News Bola Daerah Sulawesi Sumatera Jabar Banten Jateng DI Yogya Jatim Bali

Ada Kabar Buruk, Kasus DBD Terus Meningkat, Warga Bengkulu dan Sulsel Wajib Waspada agar Tidak Tertular

Kasus Demam Berdarah Dengue (DBD) semakin meningkat di dua wilayah Indonesia, khususnya di Provinsi Bengkulu dan Sulawesi Selatan (Sulsel) periode April 2024.
Sabtu, 20 April 2024 - 17:06 WIB
Ilustrasi Nyamuk Aedes Aegypti sebabkan kasus penyakit DBD di Provinsi Bengkulu dan Sulsel meningkat
Sumber :
  • Antara/Pixabay

Jakarta, tvOnenews.com - Kasus Demam Berdarah Dengue (DBD) semakin meningkat di dua wilayah Indonesia, khususnya di Provinsi Bengkulu dan Sulawesi Selatan (Sulsel).

Tentunya, peningkatan kasus penyakit DBD yang dianggap berbahaya, membuat warga di Bengkulu dan Sulsel diwajibkan untuk terus waspada.

ADVERTISEMENT

GULIR UNTUK LANJUT BACA

Terutama di bagian Kabupaten Mukomuko, Provinsi Bengkulu, Dinas Kesehatan (Dinkes) di sana sudah menangani sebanyak 227 kasus DBD.

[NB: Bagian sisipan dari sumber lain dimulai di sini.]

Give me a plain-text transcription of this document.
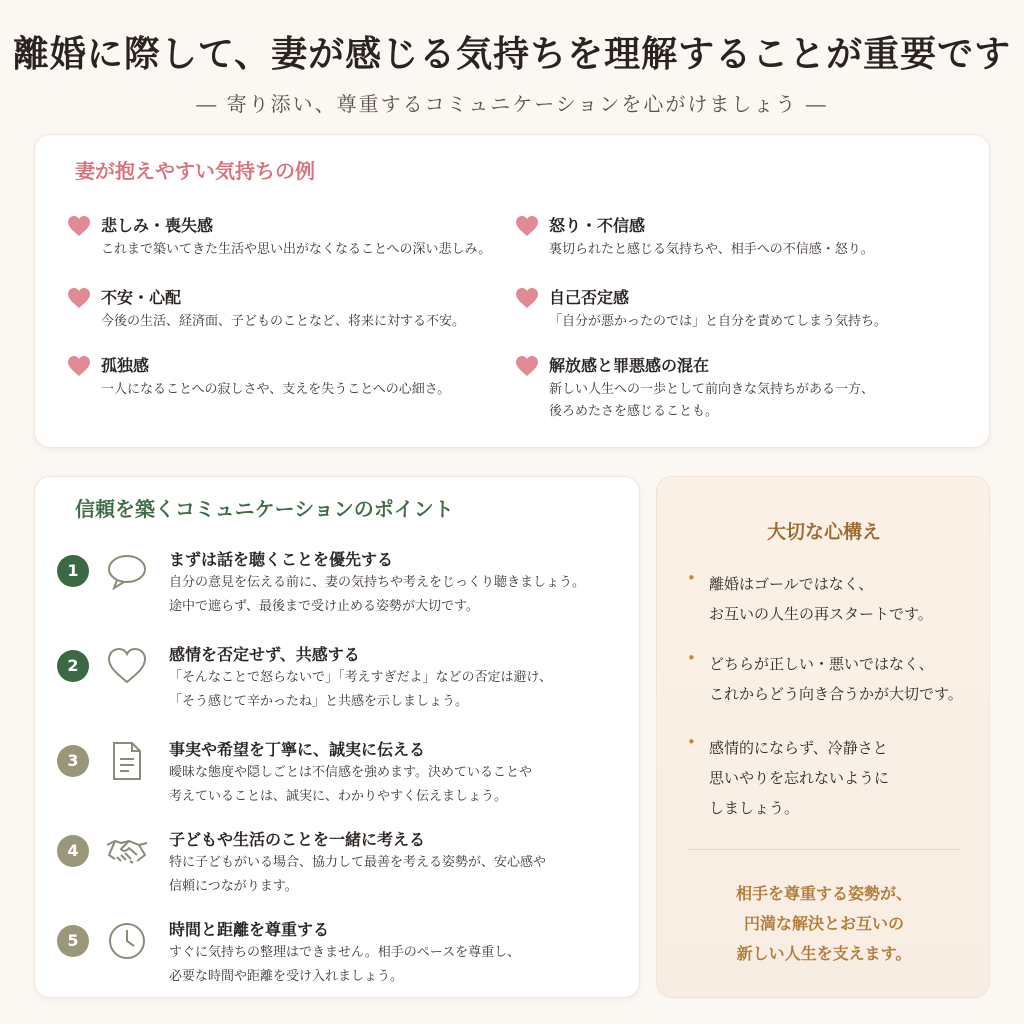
離婚に際して、妻が感じる気持ちを理解することが重要です
― 寄り添い、尊重するコミュニケーションを心がけましょう ―
妻が抱えやすい気持ちの例
悲しみ・喪失感
これまで築いてきた生活や思い出がなくなることへの深い悲しみ。
怒り・不信感
裏切られたと感じる気持ちや、相手への不信感・怒り。
不安・心配
今後の生活、経済面、子どものことなど、将来に対する不安。
自己否定感
「自分が悪かったのでは」と自分を責めてしまう気持ち。
孤独感
一人になることへの寂しさや、支えを失うことへの心細さ。
解放感と罪悪感の混在
新しい人生への一歩として前向きな気持ちがある一方、
後ろめたさを感じることも。
信頼を築くコミュニケーションのポイント
1
まずは話を聴くことを優先する
自分の意見を伝える前に、妻の気持ちや考えをじっくり聴きましょう。
途中で遮らず、最後まで受け止める姿勢が大切です。
2
感情を否定せず、共感する
「そんなことで怒らないで」「考えすぎだよ」などの否定は避け、
「そう感じて辛かったね」と共感を示しましょう。
3
事実や希望を丁寧に、誠実に伝える
曖昧な態度や隠しごとは不信感を強めます。決めていることや
考えていることは、誠実に、わかりやすく伝えましょう。
4
子どもや生活のことを一緒に考える
特に子どもがいる場合、協力して最善を考える姿勢が、安心感や
信頼につながります。
5
時間と距離を尊重する
すぐに気持ちの整理はできません。相手のペースを尊重し、
必要な時間や距離を受け入れましょう。
大切な心構え
• 離婚はゴールではなく、
お互いの人生の再スタートです。
• どちらが正しい・悪いではなく、
これからどう向き合うかが大切です。
• 感情的にならず、冷静さと
思いやりを忘れないように
しましょう。
相手を尊重する姿勢が、
円満な解決とお互いの
新しい人生を支えます。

Ratusan warga Kabupaten Mukomuko, Bengkulu yang terkena DBD selama periode Januari sampai Maret 2024. Penyebarannya berada di wilayah kerja 14 dari total keseluruhan 17 puskesmas yang ada di daerah sana.

"Sebanyak 227 kasus DBD tersebut tersebar di wilayah kerja 14 dari 17 puskesmas di daerah ini," ujar Kasi Pengendalian dan Pemberantasan Penyakit Menular Dinkes Kabupaten Mukomuko Ruli Herlindo di Mukomuko, Sabtu (20/4/2024).

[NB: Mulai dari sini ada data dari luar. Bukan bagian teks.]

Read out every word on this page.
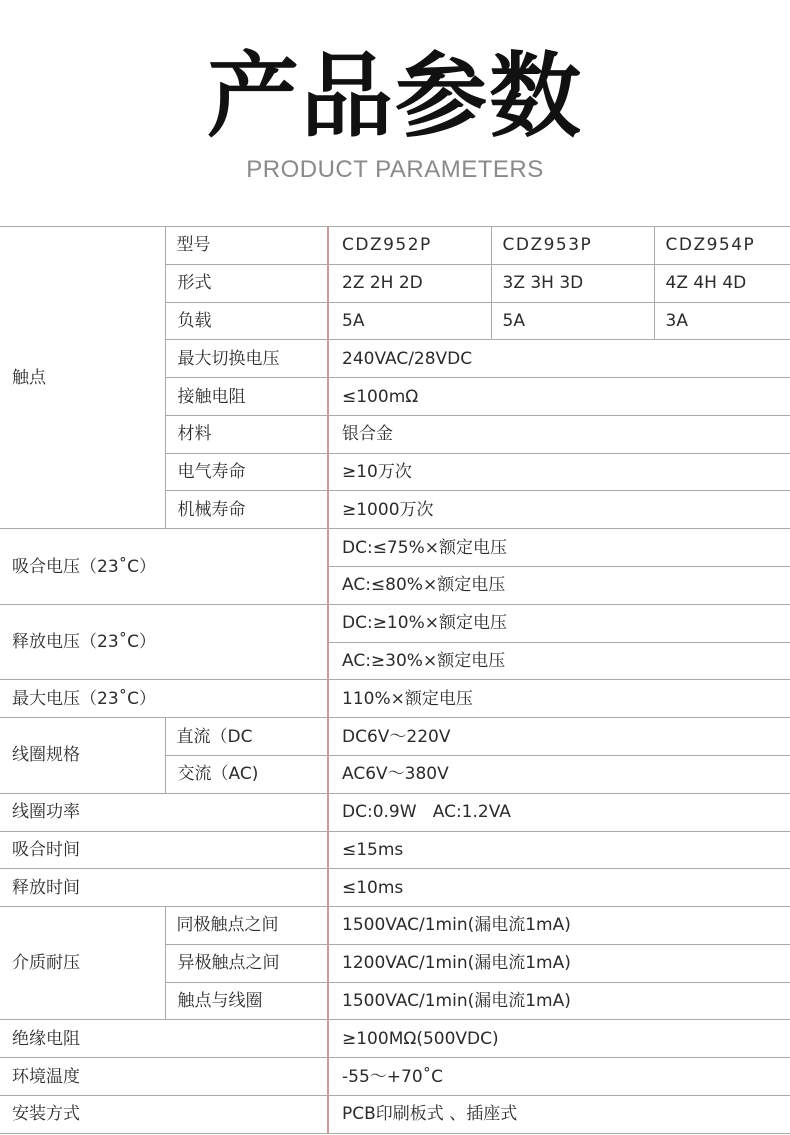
产品参数
PRODUCT PARAMETERS
触点	型号	CDZ952P	CDZ953P	CDZ954P
	形式	2Z 2H 2D	3Z 3H 3D	4Z 4H 4D
	负载	5A	5A	3A
	最大切换电压	240VAC/28VDC		
	接触电阻	≤100mΩ		
	材料	银合金		
	电气寿命	≥10万次		
	机械寿命	≥1000万次		
吸合电压（23˚C）		DC:≤75%×额定电压		
		AC:≤80%×额定电压		
释放电压（23˚C）		DC:≥10%×额定电压		
		AC:≥30%×额定电压		
最大电压（23˚C）		110%×额定电压		
线圈规格	直流（DC	DC6V～220V		
	交流（AC)	AC6V～380V		
线圈功率		DC:0.9W   AC:1.2VA		
吸合时间		≤15ms		
释放时间		≤10ms		
介质耐压	同极触点之间	1500VAC/1min(漏电流1mA)		
	异极触点之间	1200VAC/1min(漏电流1mA)		
	触点与线圈	1500VAC/1min(漏电流1mA)		
绝缘电阻		≥100MΩ(500VDC)		
环境温度		-55～+70˚C		
安装方式		PCB印刷板式 、插座式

Upaya penanganan dengan membunuh nyamuk DBD oleh Petugas Dinkes Mukomuko, Bengkulu. (ANTARA/Ferri)

Rincian pasien DBD yang berada di salah satu kabupaten di Bengkulu itu terdiri dari 103 laki-laki dan 123 orang yang berjenis kelamin wanita.

Untuk pasien yang terkena DBD dirawat di dua tempat, yakni wilayah kerja Puskesmas Kota Mukomuko dan Puskesmas Bukit Mulya harus meninggal dunia sebanyak dua orang.

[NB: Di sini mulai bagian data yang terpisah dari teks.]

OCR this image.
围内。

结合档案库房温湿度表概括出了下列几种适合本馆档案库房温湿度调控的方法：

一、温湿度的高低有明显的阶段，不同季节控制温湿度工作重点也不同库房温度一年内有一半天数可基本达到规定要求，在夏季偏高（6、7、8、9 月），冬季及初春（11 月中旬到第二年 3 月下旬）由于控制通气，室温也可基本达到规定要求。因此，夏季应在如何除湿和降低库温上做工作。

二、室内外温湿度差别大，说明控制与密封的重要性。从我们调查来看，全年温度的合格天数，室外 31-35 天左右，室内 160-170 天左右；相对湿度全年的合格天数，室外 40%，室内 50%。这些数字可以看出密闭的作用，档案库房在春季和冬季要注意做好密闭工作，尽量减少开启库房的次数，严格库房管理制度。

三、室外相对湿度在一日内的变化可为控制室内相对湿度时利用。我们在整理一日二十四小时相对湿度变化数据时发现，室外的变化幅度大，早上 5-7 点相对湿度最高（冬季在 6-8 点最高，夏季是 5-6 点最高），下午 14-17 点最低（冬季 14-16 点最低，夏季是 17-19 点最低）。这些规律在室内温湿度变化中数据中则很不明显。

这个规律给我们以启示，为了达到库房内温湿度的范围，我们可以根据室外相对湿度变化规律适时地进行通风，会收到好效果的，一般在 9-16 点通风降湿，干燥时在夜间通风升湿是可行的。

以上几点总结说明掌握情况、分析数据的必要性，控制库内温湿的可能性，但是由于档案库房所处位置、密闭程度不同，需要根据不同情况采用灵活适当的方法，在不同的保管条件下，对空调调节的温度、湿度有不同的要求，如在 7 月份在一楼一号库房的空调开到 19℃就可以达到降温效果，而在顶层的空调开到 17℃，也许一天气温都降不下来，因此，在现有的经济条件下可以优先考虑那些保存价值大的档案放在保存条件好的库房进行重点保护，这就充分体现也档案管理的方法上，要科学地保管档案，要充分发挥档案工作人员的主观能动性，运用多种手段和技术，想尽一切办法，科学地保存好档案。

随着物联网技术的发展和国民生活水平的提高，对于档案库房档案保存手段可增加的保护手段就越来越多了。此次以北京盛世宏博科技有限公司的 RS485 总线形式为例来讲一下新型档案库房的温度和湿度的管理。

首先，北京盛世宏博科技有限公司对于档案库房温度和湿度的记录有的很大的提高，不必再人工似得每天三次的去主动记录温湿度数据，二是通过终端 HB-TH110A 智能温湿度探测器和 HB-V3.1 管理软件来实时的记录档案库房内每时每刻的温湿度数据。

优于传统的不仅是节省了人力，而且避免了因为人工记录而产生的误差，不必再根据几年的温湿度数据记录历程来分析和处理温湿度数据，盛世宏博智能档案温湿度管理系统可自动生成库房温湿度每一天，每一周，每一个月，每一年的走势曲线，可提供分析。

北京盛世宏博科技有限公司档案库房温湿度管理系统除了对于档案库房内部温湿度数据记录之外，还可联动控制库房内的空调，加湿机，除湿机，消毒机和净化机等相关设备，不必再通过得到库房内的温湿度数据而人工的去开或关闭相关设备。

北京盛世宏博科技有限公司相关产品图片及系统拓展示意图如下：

Golongan umur pasien DBD di Mukomuko, dimulai dari delapan pasien sekitar berusia satu tahun, 14 orang berusia 1-4 tahun, 71 orang berusia 5-14 tahun, 102 orang berusia 15-44 tahun hingga 32 orang memiliki usia yang di atas 44 tahun.

Dalam mencegah penyebaran DBD semakin parah agar tidak terus tertular kepada masyarakat di sana yang dihasilkan dari Nyamuk Aedes Aegypti, pihak Dinkes Mukomuko persiapkan alat tes pada 17 puskesmas yang tersebar di wilayah sana.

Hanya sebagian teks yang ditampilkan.